Gezichten

Dit jaar was ik minder aanwezig in Aalten om de gemeenteraadsverkiezingen te volgen. Dit keer koos ik voor de uitslagenavond in Winterswijk. Vier jaar geleden miste ik die, omdat ik nog steeds niet op twee plaatsen tegelijk kan zijn. We moesten toen wel erg veel geduld hebben voor de einduitslag, want die kwam pas ver na twaalven.

Dat ging dit keer sneller. Van afstand heb ik alles wel gevolgd. Ook de verkiezingsdebatten. Na de campagnes in Aalten en Winterswijk, en soms keek ik nog met een schuin oog naar Oost Gelre, vond ik het na woensdagavond goed geweest. Donderdagmorgen waren de laatste bijdragen voor de krant geschreven en besloot ik minstens drie dragen vrij te nemen. Beetje thuis prutsen, fietsen en foto’s maken van planten die in bloei komen.

Het weer was doorgaans aangenaam, al had ik nog steeds een dikke jas, een muts en wanten nodig. Ik ben een koukleum geworden. Die wind op zaterdag viel ook niet mee. Op weg naar Aalten wel, want toen had ik die in de rug. Op de terugweg naar huis kwam ik er soms bijna door tot stilstand.

Dat was later. Eerst had ik alleen oog voor het landschap, waarin steeds meer kleuren te zien zijn. De stervormige bloemen van speenkruid kleurden over grote oppervlakten slootkantjes geel. Tussen het Klooster en Bredevoort zag ik vaak de witte bloesems van de sleedoorn, na de hazelaar de vroegst bloeiende struik. Langs beken zag ik het roze van groot hoefblad en in tuinen waren nog veel meer kleuren zichtbaar. 

Al snel ontdekte ik een merkwaardig fenomeen. Ik zag dingen, niet zomaar dingen, gezichten. In een bloem van de sleedoorn zag ik opeens een lachende Hans te Lindert. Ik knipperde even met mijn ogen, maar hij bleef zichtbaar en verdween pas toen ik in de blauwe lucht keek. Even later was het stralend middelpunt van speenkruid Margret Rensink en zo ging het door. Een paardenbloem bleek meer dan een verzameling minibloemen te zijn, want had Joop Wikkerink in zijn midden gekregen.

Henk Meerdink verscheen aan me in de noest van een stam van een oude eik.
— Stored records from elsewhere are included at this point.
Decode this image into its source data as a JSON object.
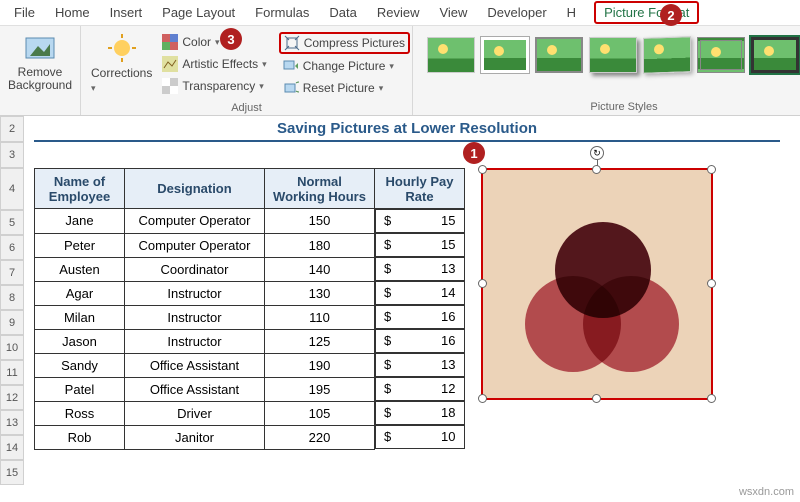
{
  "tabs": [
    "File",
    "Home",
    "Insert",
    "Page Layout",
    "Formulas",
    "Data",
    "Review",
    "View",
    "Developer",
    "H",
    "Picture Format"
  ],
  "active_tab": "Picture Format",
  "ribbon": {
    "remove_bg": "Remove\nBackground",
    "corrections": "Corrections",
    "color": "Color",
    "artistic": "Artistic Effects",
    "transparency": "Transparency",
    "compress": "Compress Pictures",
    "change": "Change Picture",
    "reset": "Reset Picture",
    "group_adjust": "Adjust",
    "group_styles": "Picture Styles"
  },
  "badges": {
    "b1": "1",
    "b2": "2",
    "b3": "3"
  },
  "sheet_title": "Saving Pictures at Lower Resolution",
  "row_numbers": [
    2,
    3,
    4,
    5,
    6,
    7,
    8,
    9,
    10,
    11,
    12,
    13,
    14,
    15
  ],
  "table": {
    "headers": [
      "Name of Employee",
      "Designation",
      "Normal Working Hours",
      "Hourly Pay Rate"
    ],
    "currency": "$",
    "rows": [
      {
        "name": "Jane",
        "desig": "Computer Operator",
        "hours": 150,
        "rate": 15
      },
      {
        "name": "Peter",
        "desig": "Computer Operator",
        "hours": 180,
        "rate": 15
      },
      {
        "name": "Austen",
        "desig": "Coordinator",
        "hours": 140,
        "rate": 13
      },
      {
        "name": "Agar",
        "desig": "Instructor",
        "hours": 130,
        "rate": 14
      },
      {
        "name": "Milan",
        "desig": "Instructor",
        "hours": 110,
        "rate": 16
      },
      {
        "name": "Jason",
        "desig": "Instructor",
        "hours": 125,
        "rate": 16
      },
      {
        "name": "Sandy",
        "desig": "Office Assistant",
        "hours": 190,
        "rate": 13
      },
      {
        "name": "Patel",
        "desig": "Office Assistant",
        "hours": 195,
        "rate": 12
      },
      {
        "name": "Ross",
        "desig": "Driver",
        "hours": 105,
        "rate": 18
      },
      {
        "name": "Rob",
        "desig": "Janitor",
        "hours": 220,
        "rate": 10
      }
    ]
  },
  "watermark": "wsxdn.com"
}
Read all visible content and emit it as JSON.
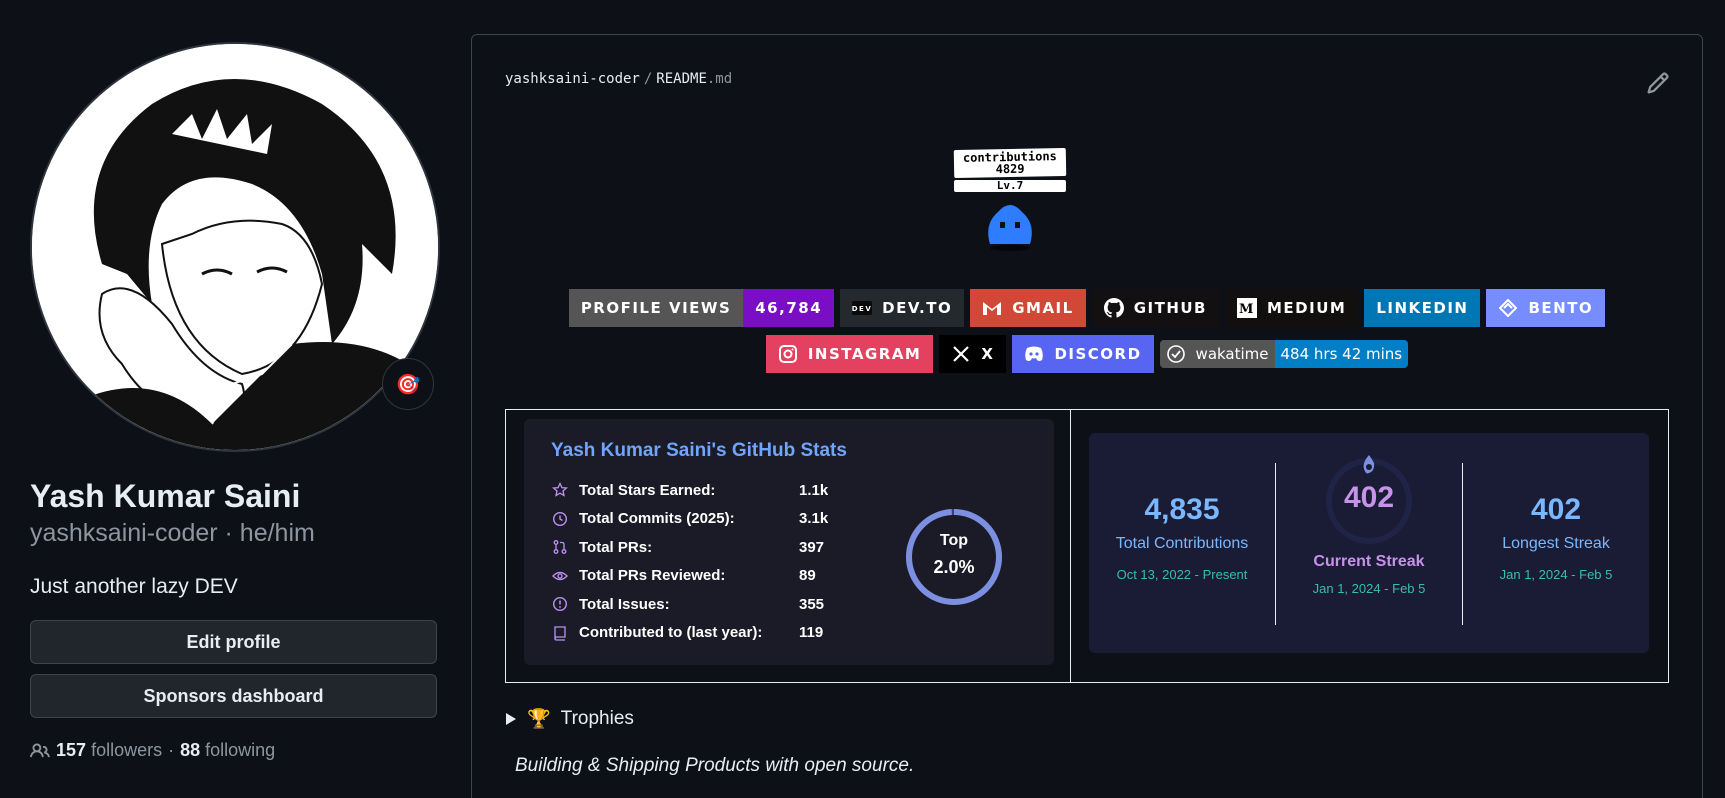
{
  "profile": {
    "fullname": "Yash Kumar Saini",
    "login": "yashksaini-coder · he/him",
    "bio": "Just another lazy DEV",
    "status_emoji": "🎯",
    "edit_label": "Edit profile",
    "sponsors_label": "Sponsors dashboard",
    "followers_count": "157",
    "followers_label": "followers",
    "following_count": "88",
    "following_label": "following",
    "dot": "·"
  },
  "readme": {
    "owner": "yashksaini-coder",
    "sep": "/",
    "file": "README",
    "ext": ".md"
  },
  "pet": {
    "title": "contributions",
    "count": "4829",
    "level": "Lv.7"
  },
  "badges": {
    "views_label": "PROFILE VIEWS",
    "views_value": "46,784",
    "devto": "DEV.TO",
    "gmail": "GMAIL",
    "github": "GITHUB",
    "medium": "MEDIUM",
    "linkedin": "LINKEDIN",
    "bento": "BENTO",
    "instagram": "INSTAGRAM",
    "x": "X",
    "discord": "DISCORD",
    "wakatime_label": "wakatime",
    "wakatime_value": "484 hrs 42 mins"
  },
  "gh_stats": {
    "title": "Yash Kumar Saini's GitHub Stats",
    "rows": [
      {
        "label": "Total Stars Earned:",
        "value": "1.1k",
        "icon": "star-icon"
      },
      {
        "label": "Total Commits (2025):",
        "value": "3.1k",
        "icon": "history-icon"
      },
      {
        "label": "Total PRs:",
        "value": "397",
        "icon": "pull-request-icon"
      },
      {
        "label": "Total PRs Reviewed:",
        "value": "89",
        "icon": "eye-icon"
      },
      {
        "label": "Total Issues:",
        "value": "355",
        "icon": "issue-icon"
      },
      {
        "label": "Contributed to (last year):",
        "value": "119",
        "icon": "repo-icon"
      }
    ],
    "rank_top": "Top",
    "rank_value": "2.0%"
  },
  "streak": {
    "total": "4,835",
    "total_label": "Total Contributions",
    "total_range": "Oct 13, 2022 - Present",
    "current": "402",
    "current_label": "Current Streak",
    "current_range": "Jan 1, 2024 - Feb 5",
    "longest": "402",
    "longest_label": "Longest Streak",
    "longest_range": "Jan 1, 2024 - Feb 5"
  },
  "trophies": {
    "emoji": "🏆",
    "label": "Trophies"
  },
  "tagline": "Building & Shipping Products with open source.",
  "colors": {
    "bg": "#0d1117",
    "accent_blue": "#70a5fd",
    "accent_purple": "#bf91f3",
    "views": "#7a0ec4",
    "gmail": "#d14836",
    "linkedin": "#0077b5",
    "bento": "#768cff",
    "instagram": "#e4405f",
    "discord": "#5865f2"
  }
}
Martin Veldhuizen zag ik terwijl ik naar maartse viooltjes keek en Tobias Holtman zag ik in een trosje blauwe druifjes. Alexander van der Graaff dook ik opeens op tussen de nog altijd bloeiende bosgeelsterren bij Bredevoort en het gezicht van Ted Kok bleek zich thuis te voelen in de stobbe van een net omgezaagde populier. Ze waren niet de laatste oude en nieuwe gemeenteraadsleden die ik zag verschijnen. Henk Rijks zag ik overigens pas op een hoes van een lp in een nieuwe platenzaak in Winterswijk. Daarna was het voorbij.